Na sua homilia, Francisco referiu que “Jesus revela aos seus discípulos a necessidade duma opção preferencial pelos últimos, que hão de ocupar o primeiro lugar no exercício da caridade. São tantas as pobrezas de hoje… ‘pobres’, nas várias aceções da pobreza, são os oprimidos, os marginalizados, os idosos, os doentes, as crianças, todos aqueles que são considerados e tratados como ‘últimos’ na sociedade”.

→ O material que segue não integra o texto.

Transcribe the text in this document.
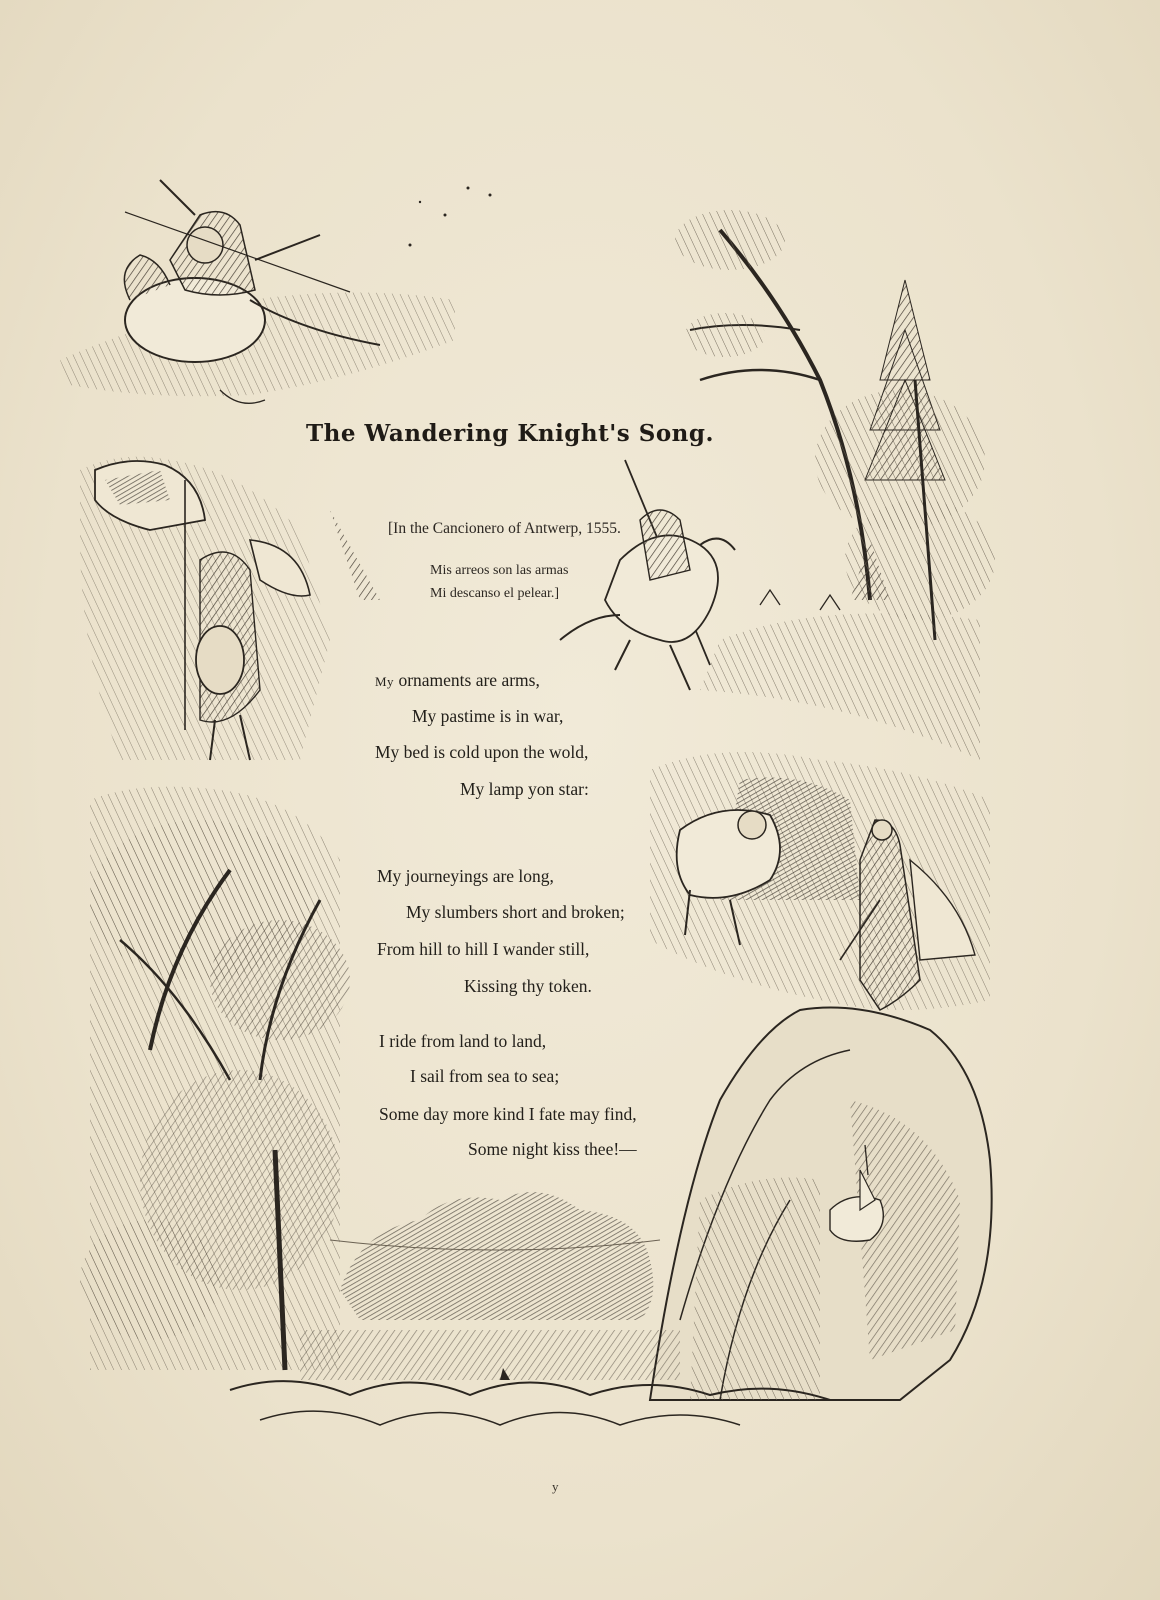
The Wandering Knight's Song.
[In the Cancionero of Antwerp, 1555.
Mis arreos son las armas
Mi descanso el pelear.]
My ornaments are arms,
My pastime is in war,
My bed is cold upon the wold,
My lamp yon star:
My journeyings are long,
My slumbers short and broken;
From hill to hill I wander still,
Kissing thy token.
I ride from land to land,
I sail from sea to sea;
Some day more kind I fate may find,
Some night kiss thee!—
y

O Santo Padre acrescentou que “poderíamos ser, nós, aqueles anjos que sobem e descem, pegando ao colo os pequenos, os coxos, os doentes, os excluídos: os últimos, que caso contrário ficariam para trás e veriam apenas as misérias da terra, sem vislumbrar desde já algum clarão do Céu”.
“Trata-se, irmãos e irmãs, duma grande responsabilidade, da qual ninguém se pode eximir, se quiser levar a cabo a missão de salvação e libertação na qual fomos chamados a colaborar pelo próprio Senhor”, concluiu o Papa.
A 8 de julho de 2013, Francisco fez a sua primeira viagem como Papa e deslocou-se até a ilha de Lampedusa, no sul de Itália. Ali, evocou o drama dos milhares de migrantes que tentam entrar na Europa e acabam por perder a sua vida no mar Mediterrâneo.